Tax non-compliance and the level of corruption in South Africa has again focused the attention on lifestyle audits for all officials responsible for high-level decision making in government.
The new Zimbabwean government announced that all public office holders, including cabinet ministers, will be subject to lifestyle audits in future to determine whether their income is aligned with their expenditure.
The South African Revenue Service (Sars) is scandal-hit by the allegations against one of its most senior officials, Jonas Makwakwa. Media reports indicated that Makwakwa’s expenditure far exceeds his income at the revenue agency.
Makwakwa was suspended following pressure on Sars commissioner Tom Moyane after allegations by the Financial Intelligence Centre of money laundering and suspicious financial transactions in his private bank accounts.
He was reinstated, despite continued investigations into allegations of contraventions of anti-corruption and tax laws.
Kris Dobie, manager of organisational ethics development at the Ethics Institute, says in a low trust environment such as the one in South Africa, the concept of lifestyle audits become more attractive. It adds another layer of transparency.
South Africa does not have a lack of transparency initiatives, however there is no accountability. President Jacob Zuma reportedly lashed out against the introduction of lifestyle audits for ANC officials following calls by his deputy, Cyril Ramaphosa, and former ANC secretary-general Gwede Mantashe in this regard.
Dobie says the question is who will be entrusted with the task of doing the lifestyle audits, and if it is done across the board whether there is sufficient capacity for it.
“Transparency is one part of the solution. The question is once the lifestyle audit is done, what happens with that information.”
Another issue that has been raised in recent times is the provision in the Tax Administration Act (TAA), which ensures that a taxpayer’s affairs are confidential and cannot be disclosed by Sars, even if it is in the public interest.
The Davis Tax Committee recommended that the right to privacy and confidentiality remains in its proposed Taxpayer Bill of Rights.
Patricia Williams, chair of the Tax Administration work group at the South African Institute of Tax Professionals, expresses concerns about the existing rights to confidentiality.
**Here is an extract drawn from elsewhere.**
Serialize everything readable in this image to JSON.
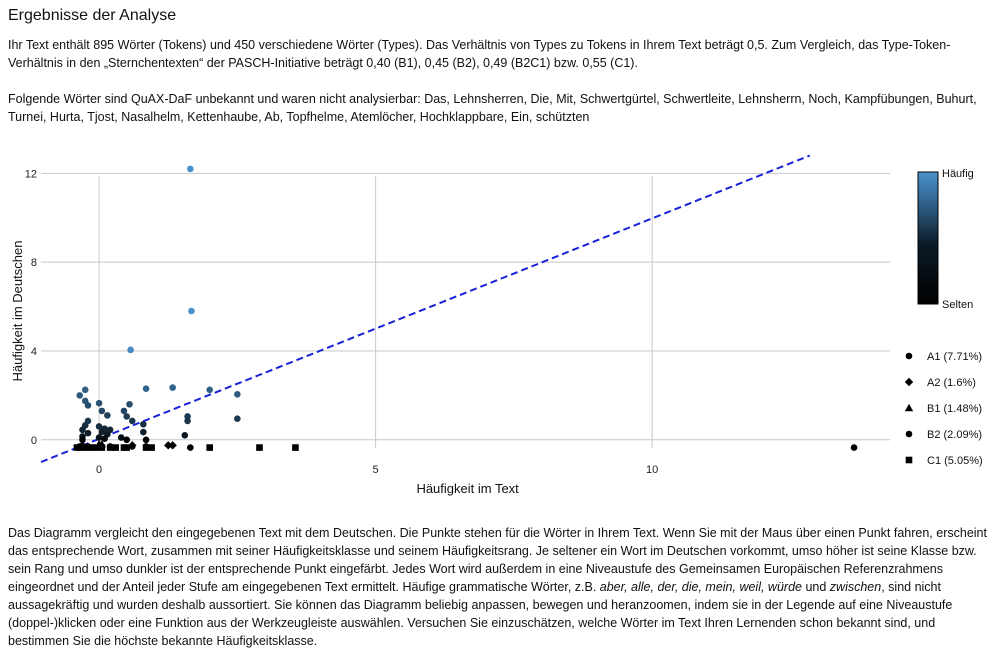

“These taxpayer secrecy rules keep on being used as a basis to prevent transparency and accountability, in relation to issues of concern within the media,” says Williams, also partner at Johannesburg law firm Bowmans.
“My view is that the taxpayer secrecy rules should not apply in relation to politicians, and that Sars should be entitled to publicly confirm what tax approach has been applied in relation to issues of public concern.”
She refers to the Tegeta withdrawal from environmental trust funds. Tegeta Exploration and Resources – linked to the Gupta empire – was fingered in the State of Capture report by former Public Protector Thuli Madonsela after withdrawals from two rehabilitation funds established by Glencore’s Optimum Coal Mine.
Companies enjoy the benefit of a tax deduction from their taxable income when they make cash contributions to these funds. Any interest earned on the cash in the trust is also tax free.
Treasury introduced a penalty regime in order to ensure that the tax benefit is used for its intended purpose.
Williams also referred to the tax affairs of President Jacob Zuma and whether Sars is adopting the same approach to taxing Zuma as it did in assessing and taxing Julius Malema, leader of the EFF.
“Instead, Sars is able to hide behind taxpayer confidentiality, and seemingly fail to take legal action which it should be obliged to take.”
Dobie says for a democracy to work well politicians need to be accountable to the people. One may ask whether “blanket confidentiality” in all instances is desirable.
Tax confidentiality is aimed at protecting the privacy of information. This privacy of information can be infringed by a lifestyle audit or the disclosure of commercial interests by parliamentarians.
He says if there are concerns about the tax affairs of high ranking officials or politicians, and even the president, the same level of transparency should apply as with public disclosures or lifestyle audits.